OpenSCAD is usually used for 3D modeling. But it also supports a “2D subsystem” for two dimensional drawings (stuff like circle
and square
). This article teaches you how to make stencils and templates that will match your target measurements exactly. For example, you could make a stencil for a painted sign or guideline for a wood project that uses a jigsaw.
What You Need:
- A ruler that uses the same unit of measure as your drawing. If your drawing is in millimeters, use a metric ruler.
- A desktop paper printer.
- An OpenSCAD drawing.
How to Print in OpenSCAD
Printing a drawing in OpenSCAD is simple:
- Create an OpenSCAD project.
- Render it.
- Export as PDF (File -> Export -> Export as PDF).

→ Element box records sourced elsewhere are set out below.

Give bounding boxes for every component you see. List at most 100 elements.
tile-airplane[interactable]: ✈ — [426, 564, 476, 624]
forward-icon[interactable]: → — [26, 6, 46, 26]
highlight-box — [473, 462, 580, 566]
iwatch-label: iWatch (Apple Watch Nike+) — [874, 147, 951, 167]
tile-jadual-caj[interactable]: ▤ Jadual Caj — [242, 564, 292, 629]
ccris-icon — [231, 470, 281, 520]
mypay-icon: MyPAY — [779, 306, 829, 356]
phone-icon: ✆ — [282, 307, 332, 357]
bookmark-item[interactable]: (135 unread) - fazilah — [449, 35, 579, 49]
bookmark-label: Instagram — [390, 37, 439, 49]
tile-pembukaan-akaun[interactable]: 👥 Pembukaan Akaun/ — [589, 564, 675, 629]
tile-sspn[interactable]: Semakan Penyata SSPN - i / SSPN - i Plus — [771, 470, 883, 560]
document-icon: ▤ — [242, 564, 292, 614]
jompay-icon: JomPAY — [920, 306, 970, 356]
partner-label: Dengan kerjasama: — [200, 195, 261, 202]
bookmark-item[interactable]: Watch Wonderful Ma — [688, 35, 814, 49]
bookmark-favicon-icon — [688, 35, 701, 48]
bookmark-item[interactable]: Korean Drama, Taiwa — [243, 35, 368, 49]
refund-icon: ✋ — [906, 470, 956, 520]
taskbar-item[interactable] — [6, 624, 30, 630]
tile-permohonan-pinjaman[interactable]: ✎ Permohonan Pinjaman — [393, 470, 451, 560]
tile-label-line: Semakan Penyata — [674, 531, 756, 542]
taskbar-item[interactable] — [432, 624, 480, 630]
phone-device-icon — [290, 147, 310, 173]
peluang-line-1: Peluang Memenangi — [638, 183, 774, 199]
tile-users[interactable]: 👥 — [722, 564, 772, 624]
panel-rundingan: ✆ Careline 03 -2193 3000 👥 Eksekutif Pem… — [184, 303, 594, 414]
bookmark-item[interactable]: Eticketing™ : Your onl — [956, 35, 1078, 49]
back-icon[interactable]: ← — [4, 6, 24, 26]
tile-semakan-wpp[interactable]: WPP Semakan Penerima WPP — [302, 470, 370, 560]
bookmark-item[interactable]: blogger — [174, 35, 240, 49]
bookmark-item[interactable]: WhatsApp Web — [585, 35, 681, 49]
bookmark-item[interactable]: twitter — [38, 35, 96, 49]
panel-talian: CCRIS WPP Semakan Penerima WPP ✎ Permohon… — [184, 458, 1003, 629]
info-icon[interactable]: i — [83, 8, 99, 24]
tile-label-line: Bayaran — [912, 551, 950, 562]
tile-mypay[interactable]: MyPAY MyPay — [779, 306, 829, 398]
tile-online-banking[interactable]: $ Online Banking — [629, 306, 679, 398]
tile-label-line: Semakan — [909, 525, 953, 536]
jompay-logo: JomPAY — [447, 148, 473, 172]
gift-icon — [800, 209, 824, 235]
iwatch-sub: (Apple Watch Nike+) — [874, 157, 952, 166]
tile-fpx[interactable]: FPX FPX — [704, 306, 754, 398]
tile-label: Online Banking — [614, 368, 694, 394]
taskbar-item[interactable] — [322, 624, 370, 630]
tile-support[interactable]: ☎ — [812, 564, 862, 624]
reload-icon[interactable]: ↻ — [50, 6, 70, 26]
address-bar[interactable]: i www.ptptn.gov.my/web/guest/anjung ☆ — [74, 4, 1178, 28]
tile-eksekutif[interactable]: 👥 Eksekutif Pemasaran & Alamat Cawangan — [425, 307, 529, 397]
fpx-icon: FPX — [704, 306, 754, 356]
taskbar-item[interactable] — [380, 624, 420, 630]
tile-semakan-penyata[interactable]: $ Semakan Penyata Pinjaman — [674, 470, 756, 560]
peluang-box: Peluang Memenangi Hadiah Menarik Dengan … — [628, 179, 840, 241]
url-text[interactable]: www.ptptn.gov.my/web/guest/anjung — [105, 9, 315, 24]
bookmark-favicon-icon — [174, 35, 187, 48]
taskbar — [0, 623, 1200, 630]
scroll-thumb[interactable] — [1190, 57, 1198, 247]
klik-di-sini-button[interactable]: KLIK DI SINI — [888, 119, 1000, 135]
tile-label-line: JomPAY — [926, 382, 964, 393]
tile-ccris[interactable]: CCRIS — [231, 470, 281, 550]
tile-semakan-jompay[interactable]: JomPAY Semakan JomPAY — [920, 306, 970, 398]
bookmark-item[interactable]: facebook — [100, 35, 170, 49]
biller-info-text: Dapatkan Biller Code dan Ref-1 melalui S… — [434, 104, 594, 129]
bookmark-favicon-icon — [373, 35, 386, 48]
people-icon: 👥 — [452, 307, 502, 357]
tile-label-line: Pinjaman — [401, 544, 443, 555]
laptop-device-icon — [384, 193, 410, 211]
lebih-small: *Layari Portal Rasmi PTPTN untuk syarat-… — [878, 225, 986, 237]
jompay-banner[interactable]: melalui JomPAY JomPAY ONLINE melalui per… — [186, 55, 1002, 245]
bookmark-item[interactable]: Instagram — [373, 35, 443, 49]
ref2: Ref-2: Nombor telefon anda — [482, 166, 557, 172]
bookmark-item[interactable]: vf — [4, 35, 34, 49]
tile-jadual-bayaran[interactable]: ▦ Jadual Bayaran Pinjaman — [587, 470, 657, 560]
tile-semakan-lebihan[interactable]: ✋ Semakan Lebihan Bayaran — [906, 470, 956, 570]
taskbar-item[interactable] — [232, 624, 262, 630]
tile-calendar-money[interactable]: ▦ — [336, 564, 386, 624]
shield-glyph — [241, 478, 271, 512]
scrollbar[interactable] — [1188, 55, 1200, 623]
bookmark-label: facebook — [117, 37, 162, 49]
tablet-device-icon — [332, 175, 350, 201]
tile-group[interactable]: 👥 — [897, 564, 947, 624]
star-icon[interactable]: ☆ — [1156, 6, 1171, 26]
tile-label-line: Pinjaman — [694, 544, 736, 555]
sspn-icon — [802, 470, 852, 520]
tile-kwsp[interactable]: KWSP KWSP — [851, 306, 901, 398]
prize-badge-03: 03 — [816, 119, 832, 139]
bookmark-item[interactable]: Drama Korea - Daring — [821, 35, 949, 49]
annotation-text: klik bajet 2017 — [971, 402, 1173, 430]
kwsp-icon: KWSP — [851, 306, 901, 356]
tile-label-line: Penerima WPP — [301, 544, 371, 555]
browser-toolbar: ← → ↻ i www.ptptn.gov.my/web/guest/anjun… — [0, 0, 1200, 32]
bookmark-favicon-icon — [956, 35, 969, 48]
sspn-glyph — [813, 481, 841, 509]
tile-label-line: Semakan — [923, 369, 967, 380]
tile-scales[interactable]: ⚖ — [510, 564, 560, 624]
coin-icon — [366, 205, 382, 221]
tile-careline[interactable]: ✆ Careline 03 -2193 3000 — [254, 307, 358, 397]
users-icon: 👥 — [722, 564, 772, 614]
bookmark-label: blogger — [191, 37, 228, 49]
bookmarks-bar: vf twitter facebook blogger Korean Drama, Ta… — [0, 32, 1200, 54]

This is where the problem starts: your drawing is not 100% proportional, and one millimeter in OpenSCAD will NOT equal one millimeter on the paper in most cases.
For example, my printer would shrink 90mm objects down to 80mm. What a rebel!
Fixing Proportions With scale()
Luckily for us, OpenSCAD is aware of the problem with scaling and provides calibration guides. When you export the PDF, it will have a ruler alongside both edges of the paper.
Make a note of how big the guidelines are on the paper:
OPENSCAD_LENGTH = 90;
In my case, the guidelines went from 0 to 90 and -90 alongside the edge of the page. Don’t worry if your guidelines look different.
After that, I took my ruler and measured how long the guidelines actually were in the real world.
PAPER_LENGTH = 80;
As I mentioned, even though the guidelines were supposed to be 90mm, my printer printed them out as 80mm. It’s like my printer wanted to play a game of ‘guess the size’.
Now that I know my real-world size versus OpenSCAD size, I can use the OpenSCAD scale() operation:
scale(OPENSCAD_LENGTH / PAPER_LENGTH) {
// PUT YOUR ORIGINAL OPENSCAD DESIGN HERE
}
At this point, you can export the project as a PDF and print it to paper. Congratulations! You now have a paper stencil/template that is exactly the correct size.
Experiment: Printing Coin-Size Holes
If you want to be sure this process works on your machine, you can try printing US coins onto a paper and lay the coins over the final template to ensure calibration succeeded.
The list below contains the size of common coin sizes (in mm) for US-based readers:
- Quarter - 24.26
- Dime - 17.91
- Nickel - 21.21
- Penny - 19.05
…But I Just Want to Copy/Paste a Snippet
Ok, fine:
OPENSCAD_LENGTH = 90; // FIND THIS ON YOUR PDF OUTPUT!!
PAPER_LENGTH = 80; // DIFFERENT FOR EVERY PRINTER!!!